Teams on the hunt for the son of BMC’s directeur sportif
While Norwegian super talents Oskar Svendsen, Odd Christian Eiking, Sven-Erik Bystrøm and Sindre Lunke were expected to shine at the Arctic Race of Norway ahead of next week's Tour de l’Avenir, it's been the young Frenchman Kevin Ledanois who's drawn the most attention.
Ledanois is taking part in his first pro race as a stagiare with Bretagne-Séché Environnement. He was eighth in stage 1 and was also the only rider to make it back up to the peloton in stage 2 after crashing with 8km to go.
Ledanois joined the pro ranks with ambitions. "We’re here to show that if we’ve been picked as stagiares, it’s because we have the fitness," Ledanois told Cyclingnews before lining up in Hammerfest with the French pro continental team. "My pleasure in racing here is even bigger because my dad is also here as a directeur sportif in the convoy."
After directing Thor Hushovd to a win in the inaugural Arctic Race of Norway, Yvon Ledanois came back at the helm of the BMC Racing Team. In the same stage where Kevin Ledanois was eighth, his dad's best rider, Loic Vliegen, who is also a stagiare, was ninth.
"I knew Kevin had skills for cycling but on this occasion, he amazed me," the elder Ledanois said. "He’s had a consistent season as an amateur, his first one as a full-time cyclist. He was sixth at the Tour de Normandie, and he played an important role in Anthony Turgis’ win at the U23 Liège-Bastogne-Liège. He quit football for cycling at his own initiative, and I discovered the fear as a father. Cycling is a dangerous sport, but I wouldn’t prevent him from doing what he wanted, just like my parents let me cycle when I was young."
Yvon Ledanois rode for Castorama, WordPerfect, Gan and Française des Jeux in the 1990s. He was a stage winner of the 1997 Vuelta a España at Sierra Nevada. "I don’t want to look after my son’s career," he said. "Joona Laukka is his agent."

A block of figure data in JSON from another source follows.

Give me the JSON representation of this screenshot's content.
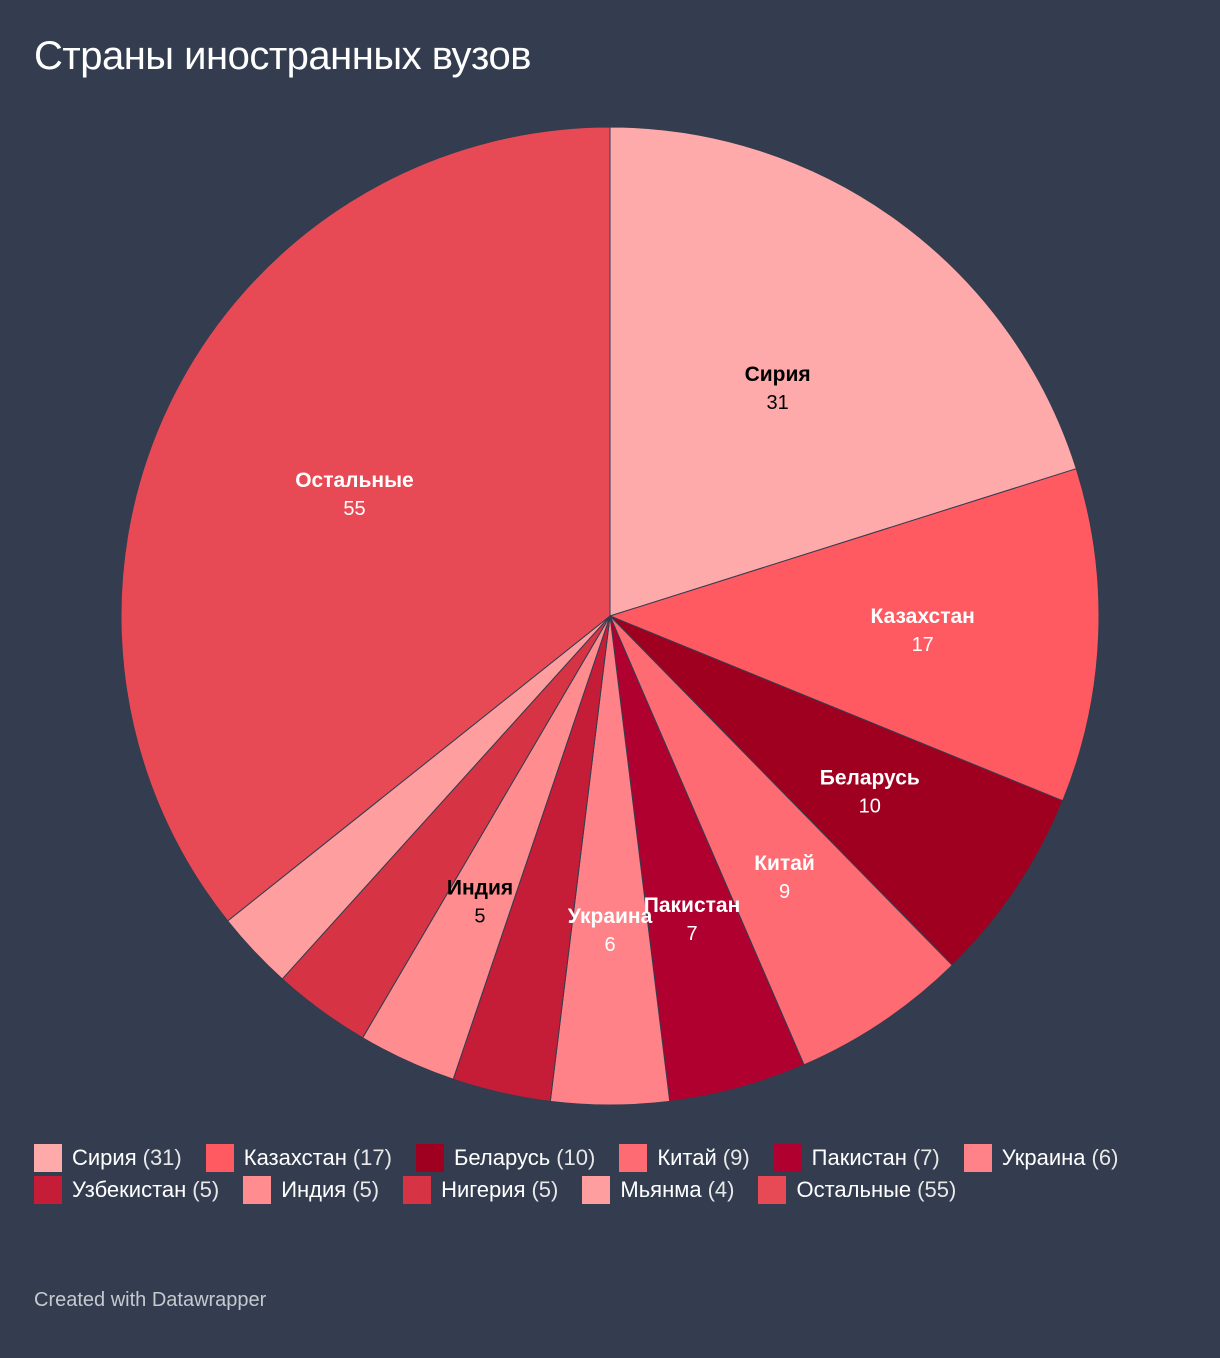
{
  "title": "Страны иностранных вузов",
  "footer": "Created with Datawrapper",
  "chart_data": {
    "type": "pie",
    "title": "Страны иностранных вузов",
    "legend_position": "bottom",
    "slices": [
      {
        "name": "Сирия",
        "value": 31,
        "color": "#ffaaaa",
        "label_color": "#000000",
        "label_shown": true
      },
      {
        "name": "Казахстан",
        "value": 17,
        "color": "#ff5a62",
        "label_color": "#ffffff",
        "label_shown": true
      },
      {
        "name": "Беларусь",
        "value": 10,
        "color": "#a00020",
        "label_color": "#ffffff",
        "label_shown": true
      },
      {
        "name": "Китай",
        "value": 9,
        "color": "#ff6b72",
        "label_color": "#ffffff",
        "label_shown": true
      },
      {
        "name": "Пакистан",
        "value": 7,
        "color": "#b00030",
        "label_color": "#ffffff",
        "label_shown": true
      },
      {
        "name": "Украина",
        "value": 6,
        "color": "#ff8288",
        "label_color": "#ffffff",
        "label_shown": true
      },
      {
        "name": "Узбекистан",
        "value": 5,
        "color": "#c51d38",
        "label_color": "#ffffff",
        "label_shown": false
      },
      {
        "name": "Индия",
        "value": 5,
        "color": "#ff8d90",
        "label_color": "#000000",
        "label_shown": true
      },
      {
        "name": "Нигерия",
        "value": 5,
        "color": "#d63444",
        "label_color": "#ffffff",
        "label_shown": false
      },
      {
        "name": "Мьянма",
        "value": 4,
        "color": "#ff9e9e",
        "label_color": "#000000",
        "label_shown": false
      },
      {
        "name": "Остальные",
        "value": 55,
        "color": "#e84a55",
        "label_color": "#ffffff",
        "label_shown": true
      }
    ]
  }
}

Kevin Ledanois was very active again on the ascent to Kvænangsfjellet where he finished in the main group 15 seconds behind the Simon Spilak who won stage 3 and Steven Kruijswijk who moved into the lead.
"I’m disappointed," said Kevin Ledanois. "I should have tried to follow the first two to know but I’ll try again tomorrow."
After the finish, Laukka confirmed to Cyclingnews that several big teams have called him to hire the young Ledanois.